Считаю, что всех моих товарищей, живых и погибших за Советскую власть, надо чествовать и награждать – они защищали конституцию, действовавшую на тот момент, существующий строй и все законы, в том числе и уголовный кодекс.

Нужно ли было брать мэрию? Ее не брали. Когда я туда прибежал, уже трещали стекла, народ, который шел сверху волной, смел внешнюю охрану, и там осталась только внутренняя. Уникальные есть кадры в прокуратуре. Снимали, вероятно, оперативные работники, снимали иностранцы, и вот монтаж всего этого ясно показывает, что, когда мы туда пришли, уже все было кончено, оставалось только по мегафону кричать: «Люди, не бейте стекла! Это все наше!» Действительно, то была первая маленькая победа. Взяли одну высотку в бою, фронт народный взял, мы уже знали, что это была победа. И оставалось только сохранять порядок, чтобы ничего не тронули. Это и было организовано.

Даже прокуратура подтверждает, что мы милиционеров отпускали с оружием, особенно ребят в форме ОМСДОНа, кстати, человек двести оттуда строем перешли на нашу сторону вместе с командиром. Мы все были наши, советские, русские люди. И как бы потом средства массовой информации ни пытались доказывать, что мы якобы разграбили мэрию, у них это не вышло. Следствие показывает, что мы ее охраняли.

И вот вопрос, Александр Андреевич: мог ли я не пойти на «Останкино», когда народ кинулся туда? Да, возможно, что там была провокация, и когда-нибудь после победы, раскопав архивы или допрашивая организаторов расстрела народа, это будет установлено, но в любом случае скажите: вы бы стали беседовать с генералом, который не пошел вместе с народом? Я пошел туда и что мог там делал. Но кинуть народ на бронетехнику я не смог. И по-честному я там говорил: «Люди, сегодня не удалось».

Когда уже ночью там бросали бутылки с бензином в здание, я тоже кричал: «Слушайте, да это будет наше! Это стоит миллиарды». А мне из посадки елочек, как раз перед техническим зданием, на русском языке кричали: «Заткнись, новое отстроим». Я: «Так телевидения не будет». В ответ: «Книжки будем читать, как раньше, думать будем!» Вот такое... Я действительно заткнулся, потому что они были правы.

Все равно правда о тех событиях будет установлена, не я, так мои товарищи расскажут, свидетели всего. Это было жестокое организованное уничтожение своего народа, казнь его. Цель – запугать всех. А получилось обратное.

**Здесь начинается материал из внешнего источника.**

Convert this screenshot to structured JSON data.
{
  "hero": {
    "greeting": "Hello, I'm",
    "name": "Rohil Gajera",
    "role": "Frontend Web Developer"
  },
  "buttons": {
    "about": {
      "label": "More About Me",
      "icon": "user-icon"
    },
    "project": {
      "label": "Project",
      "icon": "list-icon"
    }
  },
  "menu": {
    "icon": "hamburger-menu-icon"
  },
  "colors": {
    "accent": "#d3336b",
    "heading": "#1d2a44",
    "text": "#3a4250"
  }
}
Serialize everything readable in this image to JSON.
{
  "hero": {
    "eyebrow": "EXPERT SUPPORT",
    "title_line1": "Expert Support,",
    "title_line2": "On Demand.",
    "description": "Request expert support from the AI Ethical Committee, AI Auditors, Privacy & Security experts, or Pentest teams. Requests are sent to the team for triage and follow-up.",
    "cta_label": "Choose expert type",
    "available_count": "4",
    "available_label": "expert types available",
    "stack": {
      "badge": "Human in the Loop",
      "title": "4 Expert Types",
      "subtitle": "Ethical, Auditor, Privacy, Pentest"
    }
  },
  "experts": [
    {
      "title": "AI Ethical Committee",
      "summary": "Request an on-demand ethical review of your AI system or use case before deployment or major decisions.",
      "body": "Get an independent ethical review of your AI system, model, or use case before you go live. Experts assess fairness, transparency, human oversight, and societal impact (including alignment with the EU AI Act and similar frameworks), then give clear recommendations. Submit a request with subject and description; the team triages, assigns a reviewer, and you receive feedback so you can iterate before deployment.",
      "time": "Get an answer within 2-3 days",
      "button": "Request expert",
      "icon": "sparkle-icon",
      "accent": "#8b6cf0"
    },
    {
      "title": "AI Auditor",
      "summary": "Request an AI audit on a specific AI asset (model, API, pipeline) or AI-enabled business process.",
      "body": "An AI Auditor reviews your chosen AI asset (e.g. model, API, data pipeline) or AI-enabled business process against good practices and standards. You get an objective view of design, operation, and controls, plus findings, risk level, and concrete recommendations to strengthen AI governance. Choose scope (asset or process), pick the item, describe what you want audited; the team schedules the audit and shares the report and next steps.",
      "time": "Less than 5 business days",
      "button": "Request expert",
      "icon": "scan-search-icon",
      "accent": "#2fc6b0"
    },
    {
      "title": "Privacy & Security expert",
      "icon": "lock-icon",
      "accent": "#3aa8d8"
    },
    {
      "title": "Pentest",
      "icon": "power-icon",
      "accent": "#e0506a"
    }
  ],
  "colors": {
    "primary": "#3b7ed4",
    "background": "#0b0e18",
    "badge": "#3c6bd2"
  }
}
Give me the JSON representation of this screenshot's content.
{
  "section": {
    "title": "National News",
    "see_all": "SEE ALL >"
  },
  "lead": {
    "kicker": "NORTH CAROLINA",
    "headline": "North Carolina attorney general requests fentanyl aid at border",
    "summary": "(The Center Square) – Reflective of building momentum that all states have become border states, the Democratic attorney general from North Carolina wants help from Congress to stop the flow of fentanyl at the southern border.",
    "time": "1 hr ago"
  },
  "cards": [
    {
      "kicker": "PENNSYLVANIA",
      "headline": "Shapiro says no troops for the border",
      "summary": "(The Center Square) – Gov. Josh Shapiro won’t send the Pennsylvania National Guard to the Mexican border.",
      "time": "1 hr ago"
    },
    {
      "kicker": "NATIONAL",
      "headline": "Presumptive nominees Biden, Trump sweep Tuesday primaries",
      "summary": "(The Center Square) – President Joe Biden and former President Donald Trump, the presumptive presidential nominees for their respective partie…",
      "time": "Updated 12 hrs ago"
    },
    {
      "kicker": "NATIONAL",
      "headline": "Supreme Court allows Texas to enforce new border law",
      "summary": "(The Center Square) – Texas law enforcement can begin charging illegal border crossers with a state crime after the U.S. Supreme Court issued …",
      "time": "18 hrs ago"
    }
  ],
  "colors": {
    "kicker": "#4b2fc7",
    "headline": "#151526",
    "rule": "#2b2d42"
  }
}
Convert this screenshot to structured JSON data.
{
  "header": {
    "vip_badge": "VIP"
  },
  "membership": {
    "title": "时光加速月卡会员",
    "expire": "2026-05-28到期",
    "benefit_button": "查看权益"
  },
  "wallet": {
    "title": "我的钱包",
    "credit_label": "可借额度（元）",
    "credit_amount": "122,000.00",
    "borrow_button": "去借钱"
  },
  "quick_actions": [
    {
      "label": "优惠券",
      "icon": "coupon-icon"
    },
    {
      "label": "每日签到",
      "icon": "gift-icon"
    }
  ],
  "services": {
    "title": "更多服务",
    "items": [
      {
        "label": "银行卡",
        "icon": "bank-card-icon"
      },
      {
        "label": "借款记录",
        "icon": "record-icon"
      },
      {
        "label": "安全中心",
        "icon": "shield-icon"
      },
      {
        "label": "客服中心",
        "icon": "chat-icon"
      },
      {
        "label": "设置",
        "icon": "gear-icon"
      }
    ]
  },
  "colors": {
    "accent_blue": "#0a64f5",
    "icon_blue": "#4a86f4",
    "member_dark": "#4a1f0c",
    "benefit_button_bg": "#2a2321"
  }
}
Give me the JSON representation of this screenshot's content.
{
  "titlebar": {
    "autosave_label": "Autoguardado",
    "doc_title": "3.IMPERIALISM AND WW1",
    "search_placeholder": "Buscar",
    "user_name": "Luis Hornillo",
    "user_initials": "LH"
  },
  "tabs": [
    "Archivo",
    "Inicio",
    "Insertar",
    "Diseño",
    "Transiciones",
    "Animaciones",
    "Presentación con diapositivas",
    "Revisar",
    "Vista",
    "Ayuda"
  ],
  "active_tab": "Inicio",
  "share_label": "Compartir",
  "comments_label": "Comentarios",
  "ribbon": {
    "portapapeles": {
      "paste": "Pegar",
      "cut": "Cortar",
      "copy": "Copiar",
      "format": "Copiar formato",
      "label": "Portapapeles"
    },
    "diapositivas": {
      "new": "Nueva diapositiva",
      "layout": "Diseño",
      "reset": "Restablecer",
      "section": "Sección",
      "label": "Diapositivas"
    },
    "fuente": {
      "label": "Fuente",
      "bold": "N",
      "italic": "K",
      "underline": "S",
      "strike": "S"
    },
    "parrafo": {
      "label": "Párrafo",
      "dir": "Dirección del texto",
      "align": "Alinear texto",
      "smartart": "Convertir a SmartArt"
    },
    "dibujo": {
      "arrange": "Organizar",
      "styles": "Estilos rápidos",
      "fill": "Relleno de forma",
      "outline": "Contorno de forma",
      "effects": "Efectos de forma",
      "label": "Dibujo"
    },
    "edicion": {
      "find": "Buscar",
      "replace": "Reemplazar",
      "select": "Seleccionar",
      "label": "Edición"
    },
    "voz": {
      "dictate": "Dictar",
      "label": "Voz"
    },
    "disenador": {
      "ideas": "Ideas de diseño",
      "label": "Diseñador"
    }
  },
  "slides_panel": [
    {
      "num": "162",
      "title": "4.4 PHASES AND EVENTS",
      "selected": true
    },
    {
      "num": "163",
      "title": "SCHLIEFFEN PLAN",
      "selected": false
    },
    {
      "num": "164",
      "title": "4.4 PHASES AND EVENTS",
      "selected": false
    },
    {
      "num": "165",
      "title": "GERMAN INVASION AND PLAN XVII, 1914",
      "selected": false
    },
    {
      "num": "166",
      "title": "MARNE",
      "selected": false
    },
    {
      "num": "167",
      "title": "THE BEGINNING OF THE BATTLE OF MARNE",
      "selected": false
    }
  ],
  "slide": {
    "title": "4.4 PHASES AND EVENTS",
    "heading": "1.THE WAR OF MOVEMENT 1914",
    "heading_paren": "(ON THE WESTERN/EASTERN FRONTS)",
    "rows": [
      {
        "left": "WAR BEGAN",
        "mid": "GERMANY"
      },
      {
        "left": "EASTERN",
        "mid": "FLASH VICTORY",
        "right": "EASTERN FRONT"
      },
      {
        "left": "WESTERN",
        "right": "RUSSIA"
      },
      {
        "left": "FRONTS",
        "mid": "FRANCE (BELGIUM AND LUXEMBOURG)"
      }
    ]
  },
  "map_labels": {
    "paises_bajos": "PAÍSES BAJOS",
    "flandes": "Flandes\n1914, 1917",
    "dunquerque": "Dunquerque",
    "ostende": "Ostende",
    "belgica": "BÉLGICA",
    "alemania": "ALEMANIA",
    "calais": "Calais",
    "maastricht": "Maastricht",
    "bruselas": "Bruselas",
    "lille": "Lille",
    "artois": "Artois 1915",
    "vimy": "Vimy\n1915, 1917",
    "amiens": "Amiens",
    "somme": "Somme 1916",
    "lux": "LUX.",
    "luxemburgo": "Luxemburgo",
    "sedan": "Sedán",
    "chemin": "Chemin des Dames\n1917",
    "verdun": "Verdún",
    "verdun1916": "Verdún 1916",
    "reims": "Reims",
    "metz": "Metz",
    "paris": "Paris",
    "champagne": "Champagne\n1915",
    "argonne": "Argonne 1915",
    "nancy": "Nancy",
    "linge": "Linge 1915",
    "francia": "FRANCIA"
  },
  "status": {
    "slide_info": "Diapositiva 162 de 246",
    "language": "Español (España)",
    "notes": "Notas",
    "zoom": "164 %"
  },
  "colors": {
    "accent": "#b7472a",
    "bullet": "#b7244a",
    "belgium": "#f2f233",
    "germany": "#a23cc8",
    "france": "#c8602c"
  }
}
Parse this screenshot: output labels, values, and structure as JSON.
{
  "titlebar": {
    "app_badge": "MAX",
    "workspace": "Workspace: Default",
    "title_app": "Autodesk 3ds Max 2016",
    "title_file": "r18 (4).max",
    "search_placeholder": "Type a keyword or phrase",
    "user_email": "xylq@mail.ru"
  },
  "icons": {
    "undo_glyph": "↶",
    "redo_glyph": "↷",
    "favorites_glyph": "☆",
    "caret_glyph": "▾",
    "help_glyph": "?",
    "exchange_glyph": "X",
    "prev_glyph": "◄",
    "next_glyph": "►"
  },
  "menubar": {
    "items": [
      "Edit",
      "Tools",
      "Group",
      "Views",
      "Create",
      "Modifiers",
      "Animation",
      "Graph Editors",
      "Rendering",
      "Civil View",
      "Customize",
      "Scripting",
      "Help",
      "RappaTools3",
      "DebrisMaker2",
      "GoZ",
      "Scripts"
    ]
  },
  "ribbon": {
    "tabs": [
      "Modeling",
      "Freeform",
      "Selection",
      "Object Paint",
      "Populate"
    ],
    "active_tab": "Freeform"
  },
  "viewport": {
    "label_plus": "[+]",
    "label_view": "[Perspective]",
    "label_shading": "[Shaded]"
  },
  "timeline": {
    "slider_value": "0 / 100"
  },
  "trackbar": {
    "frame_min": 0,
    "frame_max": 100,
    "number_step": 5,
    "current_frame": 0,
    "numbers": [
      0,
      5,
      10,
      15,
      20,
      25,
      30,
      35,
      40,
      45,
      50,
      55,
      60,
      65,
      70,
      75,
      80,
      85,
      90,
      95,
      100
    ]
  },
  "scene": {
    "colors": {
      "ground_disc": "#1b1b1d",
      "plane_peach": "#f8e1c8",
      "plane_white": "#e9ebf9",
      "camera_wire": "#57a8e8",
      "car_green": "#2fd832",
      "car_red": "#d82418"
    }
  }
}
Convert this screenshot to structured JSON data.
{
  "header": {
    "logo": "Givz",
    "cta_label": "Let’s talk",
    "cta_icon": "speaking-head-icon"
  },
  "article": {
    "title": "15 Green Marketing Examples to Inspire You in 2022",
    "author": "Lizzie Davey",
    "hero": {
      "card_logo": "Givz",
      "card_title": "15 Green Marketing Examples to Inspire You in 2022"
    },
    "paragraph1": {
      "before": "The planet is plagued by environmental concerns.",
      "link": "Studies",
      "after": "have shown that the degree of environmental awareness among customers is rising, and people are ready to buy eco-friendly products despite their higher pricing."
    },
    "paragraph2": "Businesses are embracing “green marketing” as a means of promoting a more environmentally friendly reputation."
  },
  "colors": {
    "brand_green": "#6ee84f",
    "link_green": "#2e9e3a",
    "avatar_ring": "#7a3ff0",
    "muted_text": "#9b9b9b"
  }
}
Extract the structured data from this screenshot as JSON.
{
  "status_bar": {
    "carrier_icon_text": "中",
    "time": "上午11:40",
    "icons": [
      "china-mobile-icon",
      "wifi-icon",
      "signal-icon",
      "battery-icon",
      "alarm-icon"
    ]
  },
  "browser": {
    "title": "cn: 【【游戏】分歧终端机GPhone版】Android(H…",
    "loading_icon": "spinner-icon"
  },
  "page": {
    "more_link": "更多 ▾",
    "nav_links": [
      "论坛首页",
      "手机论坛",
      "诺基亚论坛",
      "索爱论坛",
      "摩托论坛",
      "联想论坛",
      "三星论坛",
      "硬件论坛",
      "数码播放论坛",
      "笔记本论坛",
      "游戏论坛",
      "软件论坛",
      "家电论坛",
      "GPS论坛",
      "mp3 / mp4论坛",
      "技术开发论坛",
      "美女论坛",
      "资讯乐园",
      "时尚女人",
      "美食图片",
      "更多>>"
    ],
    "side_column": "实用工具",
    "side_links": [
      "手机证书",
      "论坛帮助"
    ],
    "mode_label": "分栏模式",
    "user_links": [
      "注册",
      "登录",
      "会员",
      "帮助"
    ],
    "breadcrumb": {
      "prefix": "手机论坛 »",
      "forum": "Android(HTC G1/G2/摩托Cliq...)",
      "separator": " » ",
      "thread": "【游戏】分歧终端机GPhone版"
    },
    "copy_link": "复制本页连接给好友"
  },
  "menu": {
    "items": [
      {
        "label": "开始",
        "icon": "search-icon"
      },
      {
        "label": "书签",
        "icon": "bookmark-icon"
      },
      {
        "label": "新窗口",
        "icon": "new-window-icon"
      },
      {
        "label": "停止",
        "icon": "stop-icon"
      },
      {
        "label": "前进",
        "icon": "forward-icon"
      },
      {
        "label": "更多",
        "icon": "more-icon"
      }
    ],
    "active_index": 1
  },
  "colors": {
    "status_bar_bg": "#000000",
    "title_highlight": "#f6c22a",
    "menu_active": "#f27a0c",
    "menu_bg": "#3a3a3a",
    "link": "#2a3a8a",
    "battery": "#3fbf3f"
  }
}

И когда после освобождения разъезжал по своей области или здесь в Москве смотрел на людей, я думал: «Неужели мы стали так бедны духом, что даже официальная защита своего государства, закона встречает у многих непонимание. Значит, действительно мы что-то после войны потеряли, потому что всегда у российского народа дух был крепкий, дух неподчинения дурости, сволочности, произволу или чужому гнету»... Было иногда такое сомнение. А сейчас я вижу: народ просыпается. Дай Бог! Если бы мы, как нас там называли – боевики, макашовцы, баркашовцы, по требованию ельциноидов сдали оружие и ушли оттуда, что было бы? Зашли, молча взяли за руки, за ноги и эту законную власть под названием Верховный Совет, съезд народных депутатов вынесли бы куда подальше. И все бы проглотили это молча, как при развале, уничтожении Советского Союза, при уничтожении партии. Все было бы молча.

Сейчас и от государства, может, ничего бы не осталось. А вот нашлись люди, которые этим силам впервые оказали законное, организованное сопротивление. И народ все-таки проснулся после грома пушек. Первый результат поднятия духа российского – итоги выборов 12 декабря. Они только пощекотали режим. Если он будет продолжать в прежнем духе – ему будет худо.

А.П. Альберт Михайлович, вы были руководителем обороны. Вообще сама ситуация обороны очень интересна и важна.

С одной стороны, у тех, кто был в «Белом доме», главная ставка была на политическую конструкцию, связанную с тем, чтобы поднять регионы, поднять представителей областей, свести это на уровень совещания глав областей и автономий. Все усилия политиков были направлены на то, чтобы создать по всей огромной, сонной, медлительной России волну организованного протеста. И там что-то складывалось, в этой архитектуре.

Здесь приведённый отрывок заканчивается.